At my place of employment, we put together a singular, large, HTML file that is later broken down by our server into multiple pages, by virtue of the <pagebreak></pagebreak> command.
Often, our documents will have 30 or more of those tags, which equates to a lot of pages. However, because of this unique setup, it’s a pain in the ass to test the various hyperlinks prior to the page going live, as they’re essentially non-functional until they’re online (since they’re linking to the pages designated by the “pagebreak” command, which isn’t active until the server physically breaks the pages up).
Are there any HTML programs that can read the <pagebreak> commands and display it as such so the hyperlinks work in a test environment?
Oh, crap. You guys are ancient.
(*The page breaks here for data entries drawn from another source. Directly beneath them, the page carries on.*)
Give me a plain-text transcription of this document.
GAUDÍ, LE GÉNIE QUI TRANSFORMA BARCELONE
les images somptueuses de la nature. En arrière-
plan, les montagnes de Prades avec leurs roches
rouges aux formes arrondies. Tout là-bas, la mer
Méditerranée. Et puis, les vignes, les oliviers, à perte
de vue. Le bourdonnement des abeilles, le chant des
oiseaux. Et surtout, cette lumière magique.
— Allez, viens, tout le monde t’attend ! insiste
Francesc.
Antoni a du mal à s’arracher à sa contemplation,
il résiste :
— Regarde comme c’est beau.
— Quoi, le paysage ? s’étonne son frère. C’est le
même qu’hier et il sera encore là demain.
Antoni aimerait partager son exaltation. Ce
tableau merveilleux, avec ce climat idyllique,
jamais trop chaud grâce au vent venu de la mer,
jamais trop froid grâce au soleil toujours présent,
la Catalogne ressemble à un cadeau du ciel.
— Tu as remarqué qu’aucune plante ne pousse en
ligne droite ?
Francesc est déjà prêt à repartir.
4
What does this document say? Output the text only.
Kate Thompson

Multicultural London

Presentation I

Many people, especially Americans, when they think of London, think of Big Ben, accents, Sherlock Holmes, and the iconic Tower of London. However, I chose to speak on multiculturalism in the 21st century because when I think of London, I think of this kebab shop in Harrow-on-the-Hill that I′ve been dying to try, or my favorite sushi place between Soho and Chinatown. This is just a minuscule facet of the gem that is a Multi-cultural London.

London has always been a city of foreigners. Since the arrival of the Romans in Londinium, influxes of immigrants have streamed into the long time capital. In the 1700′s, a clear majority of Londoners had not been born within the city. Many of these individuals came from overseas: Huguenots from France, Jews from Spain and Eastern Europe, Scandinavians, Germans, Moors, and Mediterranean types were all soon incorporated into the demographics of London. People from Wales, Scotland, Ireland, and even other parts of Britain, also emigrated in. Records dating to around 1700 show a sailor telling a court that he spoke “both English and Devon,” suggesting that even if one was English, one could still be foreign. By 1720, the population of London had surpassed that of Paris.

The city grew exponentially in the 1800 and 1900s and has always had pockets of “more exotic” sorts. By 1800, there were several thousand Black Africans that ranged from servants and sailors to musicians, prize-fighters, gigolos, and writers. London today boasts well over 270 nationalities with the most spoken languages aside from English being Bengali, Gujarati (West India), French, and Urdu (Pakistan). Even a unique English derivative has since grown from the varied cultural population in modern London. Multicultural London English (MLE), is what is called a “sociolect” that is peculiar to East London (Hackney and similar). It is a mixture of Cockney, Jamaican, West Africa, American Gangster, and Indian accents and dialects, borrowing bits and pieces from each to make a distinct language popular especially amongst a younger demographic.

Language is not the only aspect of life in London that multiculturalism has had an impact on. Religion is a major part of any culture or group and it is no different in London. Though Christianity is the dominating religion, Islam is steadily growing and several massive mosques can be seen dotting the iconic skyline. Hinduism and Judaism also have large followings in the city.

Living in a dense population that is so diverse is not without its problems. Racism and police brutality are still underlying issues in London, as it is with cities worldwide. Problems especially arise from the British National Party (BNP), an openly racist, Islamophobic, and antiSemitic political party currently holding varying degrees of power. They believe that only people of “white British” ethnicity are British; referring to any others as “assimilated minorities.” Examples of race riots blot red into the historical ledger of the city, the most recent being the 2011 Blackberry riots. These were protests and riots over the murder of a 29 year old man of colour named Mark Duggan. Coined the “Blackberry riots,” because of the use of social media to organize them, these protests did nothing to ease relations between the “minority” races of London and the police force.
So why can’t you get your sysadmin folks to create an identical CGI script that outputs to a different file name? No, go, eh? Any chance you guys can move into the 21st century? Say PHP or ASP or something better than CGI?
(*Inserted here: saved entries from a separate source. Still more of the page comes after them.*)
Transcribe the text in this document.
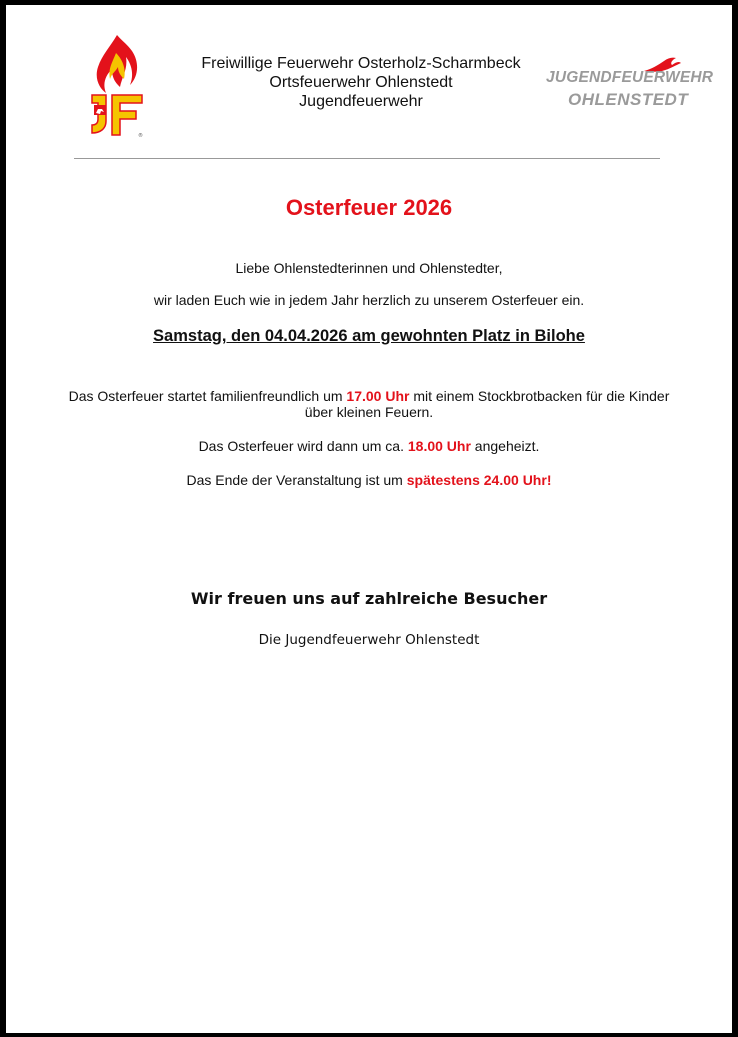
®
Freiwillige Feuerwehr Osterholz-Scharmbeck
Ortsfeuerwehr Ohlenstedt
Jugendfeuerwehr
JUGENDFEUERWEHR
OHLENSTEDT
Osterfeuer 2026
Liebe Ohlenstedterinnen und Ohlenstedter,
wir laden Euch wie in jedem Jahr herzlich zu unserem Osterfeuer ein.
Samstag, den 04.04.2026 am gewohnten Platz in Bilohe
Das Osterfeuer startet familienfreundlich um 17.00 Uhr mit einem Stockbrotbacken für die Kinder über kleinen Feuern.
Das Osterfeuer wird dann um ca. 18.00 Uhr angeheizt.
Das Ende der Veranstaltung ist um spätestens 24.00 Uhr!
Wir freuen uns auf zahlreiche Besucher
Die Jugendfeuerwehr Ohlenstedt
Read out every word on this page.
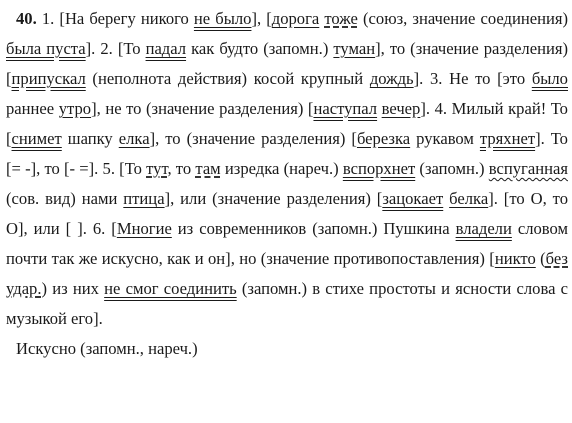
40. 1. [На берегу никого не было], [дорога тоже (союз, значение соединения) была пуста]. 2. [То падал как будто (запомн.) туман], то (значение разделения) [припускал (неполнота действия) косой крупный дождь]. 3. Не то [это было раннее утро], не то (значение разделения) [наступал вечер]. 4. Милый край! То [снимет шапку елка], то (значение разделения) [березка рукавом тряхнет]. То [= -], то [- =]. 5. [То тут, то там изредка (нареч.) вспорхнет (запомн.) вспуганная (сов. вид) нами птица], или (значение разделения) [зацокает белка]. [то О, то О], или [ ]. 6. [Многие из современников (запомн.) Пушкина владели словом почти так же искусно, как и он], но (значение противопоставления) [никто (без удар.) из них не смог соединить (запомн.) в стихе простоты и ясности слова с музыкой его].

Искусно (запомн., нареч.)
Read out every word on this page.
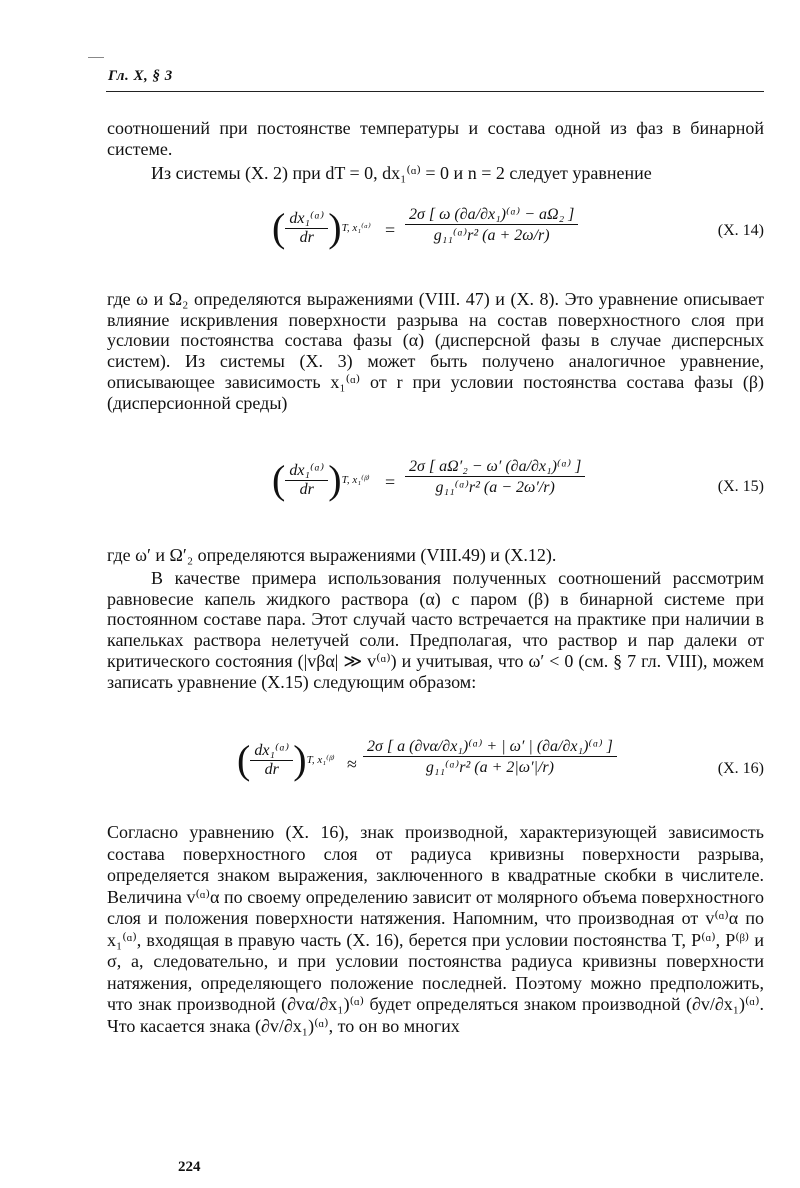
Гл. X, § 3

соотношений при постоянстве температуры и состава одной из фаз в бинарной системе.

Из системы (X. 2) при dT = 0, dx₁⁽ᵅ⁾ = 0 и n = 2 следует уравнение

( $\frac{\text{dx₁⁽ᵅ⁾}}{dr} )T$, x₁⁽ᵅ⁾ = $\frac{\text{2σ [ ω (∂a/∂x₁)⁽ᵅ⁾ − aΩ₂ ]}}{\text{g₁₁⁽ᵅ⁾r² (a + 2ω/r)}}$	(X. 14)

где ω и Ω₂ определяются выражениями (VIII. 47) и (X. 8). Это уравнение описывает влияние искривления поверхности разрыва на состав поверхностного слоя при условии постоянства состава фазы (α) (дисперсной фазы в случае дисперсных систем). Из системы (X. 3) может быть получено аналогичное уравнение, описывающее зависимость x₁⁽ᵅ⁾ от r при условии постоянства состава фазы (β) (дисперсионной среды)

( $\frac{\text{dx₁⁽ᵅ⁾}}{dr} )T$, x₁⁽ᵝ⁾ = $\frac{\text{2σ [ aΩ′₂ − ω′ (∂a/∂x₁)⁽ᵅ⁾ ]}}{\text{g₁₁⁽ᵅ⁾r² (a − 2ω′/r)}}$	(X. 15)

где ω′ и Ω′₂ определяются выражениями (VIII.49) и (X.12).

В качестве примера использования полученных соотношений рассмотрим равновесие капель жидкого раствора (α) с паром (β) в бинарной системе при постоянном составе пара. Этот случай часто встречается на практике при наличии в капельках раствора нелетучей соли. Предполагая, что раствор и пар далеки от критического состояния (|vβα| ≫ v⁽ᵅ⁾) и учитывая, что ω′ < 0 (см. § 7 гл. VIII), можем записать уравнение (X.15) следующим образом:

( $\frac{\text{dx₁⁽ᵅ⁾}}{dr} )T$, x₁⁽ᵝ⁾ ≈ $\frac{\text{2σ [ a (∂vα/∂x₁)⁽ᵅ⁾ + | ω′ | (∂a/∂x₁)⁽ᵅ⁾ ]}}{\text{g₁₁⁽ᵅ⁾r² (a + 2|ω′|/r)}}$	(X. 16)

Согласно уравнению (X. 16), знак производной, характеризующей зависимость состава поверхностного слоя от радиуса кривизны поверхности разрыва, определяется знаком выражения, заключенного в квадратные скобки в числителе. Величина v⁽ᵅ⁾α по своему определению зависит от молярного объема поверхностного слоя и положения поверхности натяжения. Напомним, что производная от v⁽ᵅ⁾α по x₁⁽ᵅ⁾, входящая в правую часть (X. 16), берется при условии постоянства T, P⁽ᵅ⁾, P⁽ᵝ⁾ и σ, а, следовательно, и при условии постоянства радиуса кривизны поверхности натяжения, определяющего положение последней. Поэтому можно предположить, что знак производной (∂vα/∂x₁)⁽ᵅ⁾ будет определяться знаком производной (∂v/∂x₁)⁽ᵅ⁾. Что касается знака (∂v/∂x₁)⁽ᵅ⁾, то он во многих

224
At some point in this mix, someone has access to the web server. Surely there is a business need for what you ask so that the sys adsmin for the server should be able to assist you. If there is no business need to do what you ask, I wouldn’t sweat it.
Getting back to your OP, why can’t you install a web server on a local PC, complete with Perl and test there. Apache and IIS are both free.
Sounds like a clear case of needing to complain upstream, focusing on how making this change would increase your productivity a zillion percent. The higher upstream you can go, the better.